Inside the lead Hornet, the lieutenant grimaces as the range counts down - he checks the distance displayed on his HUD - two miles: Now or never. Three seconds later he’s at a mile, not yet targeted and starting to relax just a little - if it was going to happen, it would have happened already. He decides to set up for a left-to-left pass with the Phantom. Thinking on it, he decides to pass by him close aboard - dust him off, like. Announce his presence with authority: He twitches the fighter to the left just a bit more. There.

The Phantom grows rapidly in his windscreen - no bearing drift. Thinks, “Holy crap, that crazy son of a bitch, I’m going to hit him!” Pulls away hard to the right and down, closes his eyes, shrinks from the expected blow, trying to become small in his cockpit. Waits. Peeks out: The merge is passed.

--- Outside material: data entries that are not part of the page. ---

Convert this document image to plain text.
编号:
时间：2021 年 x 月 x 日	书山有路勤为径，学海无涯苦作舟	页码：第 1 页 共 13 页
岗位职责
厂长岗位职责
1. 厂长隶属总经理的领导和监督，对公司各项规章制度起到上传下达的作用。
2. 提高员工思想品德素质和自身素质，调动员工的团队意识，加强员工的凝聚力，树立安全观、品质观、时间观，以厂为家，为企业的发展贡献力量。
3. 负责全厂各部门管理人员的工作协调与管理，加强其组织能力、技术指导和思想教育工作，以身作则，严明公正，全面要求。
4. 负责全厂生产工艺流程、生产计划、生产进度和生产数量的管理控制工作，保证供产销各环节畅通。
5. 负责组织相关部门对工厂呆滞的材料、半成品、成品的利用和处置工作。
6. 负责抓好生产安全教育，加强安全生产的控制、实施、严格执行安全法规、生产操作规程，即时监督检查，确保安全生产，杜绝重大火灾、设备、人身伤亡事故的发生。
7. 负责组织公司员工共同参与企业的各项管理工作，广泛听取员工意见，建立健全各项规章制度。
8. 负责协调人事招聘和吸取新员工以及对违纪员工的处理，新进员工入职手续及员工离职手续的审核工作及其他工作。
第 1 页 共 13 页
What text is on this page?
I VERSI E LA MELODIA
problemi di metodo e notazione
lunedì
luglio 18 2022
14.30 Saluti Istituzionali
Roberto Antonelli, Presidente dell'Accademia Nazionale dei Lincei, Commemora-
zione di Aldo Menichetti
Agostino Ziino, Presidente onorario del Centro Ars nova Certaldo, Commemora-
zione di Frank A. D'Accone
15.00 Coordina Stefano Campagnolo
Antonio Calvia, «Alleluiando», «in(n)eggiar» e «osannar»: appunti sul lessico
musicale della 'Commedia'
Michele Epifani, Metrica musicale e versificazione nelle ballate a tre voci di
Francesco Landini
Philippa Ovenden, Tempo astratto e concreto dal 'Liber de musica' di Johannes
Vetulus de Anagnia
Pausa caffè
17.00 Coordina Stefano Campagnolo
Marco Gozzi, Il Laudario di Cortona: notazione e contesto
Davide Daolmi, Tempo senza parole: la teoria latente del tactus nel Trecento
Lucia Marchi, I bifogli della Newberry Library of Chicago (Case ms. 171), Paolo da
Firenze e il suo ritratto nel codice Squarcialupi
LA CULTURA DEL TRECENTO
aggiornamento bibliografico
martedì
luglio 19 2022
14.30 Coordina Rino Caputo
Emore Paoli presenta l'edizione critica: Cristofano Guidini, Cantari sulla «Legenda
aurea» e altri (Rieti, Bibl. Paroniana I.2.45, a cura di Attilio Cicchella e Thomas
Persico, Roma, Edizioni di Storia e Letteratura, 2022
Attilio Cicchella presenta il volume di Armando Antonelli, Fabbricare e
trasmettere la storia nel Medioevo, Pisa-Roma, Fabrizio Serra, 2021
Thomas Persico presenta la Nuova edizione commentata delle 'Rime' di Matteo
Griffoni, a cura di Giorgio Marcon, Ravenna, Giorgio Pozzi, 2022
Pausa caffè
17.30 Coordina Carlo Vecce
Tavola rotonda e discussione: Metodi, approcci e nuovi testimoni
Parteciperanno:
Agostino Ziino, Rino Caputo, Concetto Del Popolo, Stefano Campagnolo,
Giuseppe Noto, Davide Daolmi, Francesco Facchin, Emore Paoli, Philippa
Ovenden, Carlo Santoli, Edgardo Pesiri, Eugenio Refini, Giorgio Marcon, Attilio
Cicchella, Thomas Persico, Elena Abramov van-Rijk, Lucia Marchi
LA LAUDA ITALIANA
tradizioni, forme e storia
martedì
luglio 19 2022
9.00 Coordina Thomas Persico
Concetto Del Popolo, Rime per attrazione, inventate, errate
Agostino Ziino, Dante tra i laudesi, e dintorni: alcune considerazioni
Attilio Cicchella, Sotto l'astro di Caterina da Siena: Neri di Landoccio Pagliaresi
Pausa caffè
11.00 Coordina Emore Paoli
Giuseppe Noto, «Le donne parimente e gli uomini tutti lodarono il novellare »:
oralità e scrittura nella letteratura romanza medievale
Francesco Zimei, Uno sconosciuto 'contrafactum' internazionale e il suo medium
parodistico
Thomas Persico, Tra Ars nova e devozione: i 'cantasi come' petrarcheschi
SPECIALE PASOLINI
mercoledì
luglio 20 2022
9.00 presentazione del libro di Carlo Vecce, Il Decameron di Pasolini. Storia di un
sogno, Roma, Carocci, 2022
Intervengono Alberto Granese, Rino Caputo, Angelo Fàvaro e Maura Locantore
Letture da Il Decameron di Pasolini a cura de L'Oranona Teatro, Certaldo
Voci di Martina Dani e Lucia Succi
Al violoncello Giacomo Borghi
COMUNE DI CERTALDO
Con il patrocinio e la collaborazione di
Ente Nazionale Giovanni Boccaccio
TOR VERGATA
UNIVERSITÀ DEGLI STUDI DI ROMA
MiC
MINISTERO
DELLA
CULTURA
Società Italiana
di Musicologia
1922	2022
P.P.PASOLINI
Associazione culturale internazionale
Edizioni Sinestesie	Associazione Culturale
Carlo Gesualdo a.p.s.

The lieutenant curses, throws the jet up on its left wing, checks six: There - the F-4 still receding, he didn’t turn. Still cursing, he starts a hard left turn to follow, shaking his head at the Iranian’s audacity, not yet reflecting that the F-4 pilot had chosen the same tactic for the lieutenant that the lieutenant had chosen for him. Too close, by God. What a screwed up fight!

He ends up behind the F-4 at three miles, the shoot light flashing on his canopy bow as the shrill song of the Sidewinder missile fills his headset, its seeker head falling madly in love with the infrared energy of the Phantom’s tailpipes, begging for release, a union devoutly to be wished. The lieutenant strokes the trigger on his stick gently… so easy.

His reverie is interrupted by the E-2 ACO’s voice: “Hobo 404, Hot Dog Red east, five miles, recommend a turn to the west.”

“Hobo,” the lieutenant answers in prime. On aux, he asks his wingman, “Status?”

“Six miles, tied on, visual.”

“Copy - Hobo 1 is track west, keep the F-4 lit up until I call your turn.” Might as well keep him honest, the lieutenant thinks. Her radar lock will prevent the Phantom guy from getting brassy and re-engaging as he himself turns away. He can call the wingman to join him as they merge. It’d be almost like they planned it or something. What a freaking goat rope.

His wingman thinks, “Oh. It was an F-4,” as the target continues to the east, back into Iranian territorial airspace, evincing no apparent desire to come out and play again.

In the E-2, the ACO purses his lips, and shakes his head slightly, a small gesture of negation. Not precisely according to Hoyle, he thinks. Should be an “interesting” debrief. He can’t wait to hear how the fighters explain all of this.

In TFCC the Battle Watch Captain turns to the admiral and says, “Well, that seemed to go pretty well.”

“Just about textbook,” the admiral concurs.

In Combat, the third class operations specialist looks at his relief with a gimlet eye, passes down the status of the air systems, threat and weapons posture. Turns the console over and walks away without saying good-bye. Port and starboard watch - he’ll see the guy again in six hours. Hungry. Hungry and tired. Wonders which one he’ll work on first. Maybe a bite to eat.

On the bridge, the Captain calls down to Air Ops: “Where the hell are those alert fighters and the E-2? Sure would be nice to have them on deck so that we can finish the re-spot.”

In a squadron ready room, the executive officer concludes his briefing, releasing the close air support crews to do their individual and crew briefs on their own. They’ll walk in 30 minutes.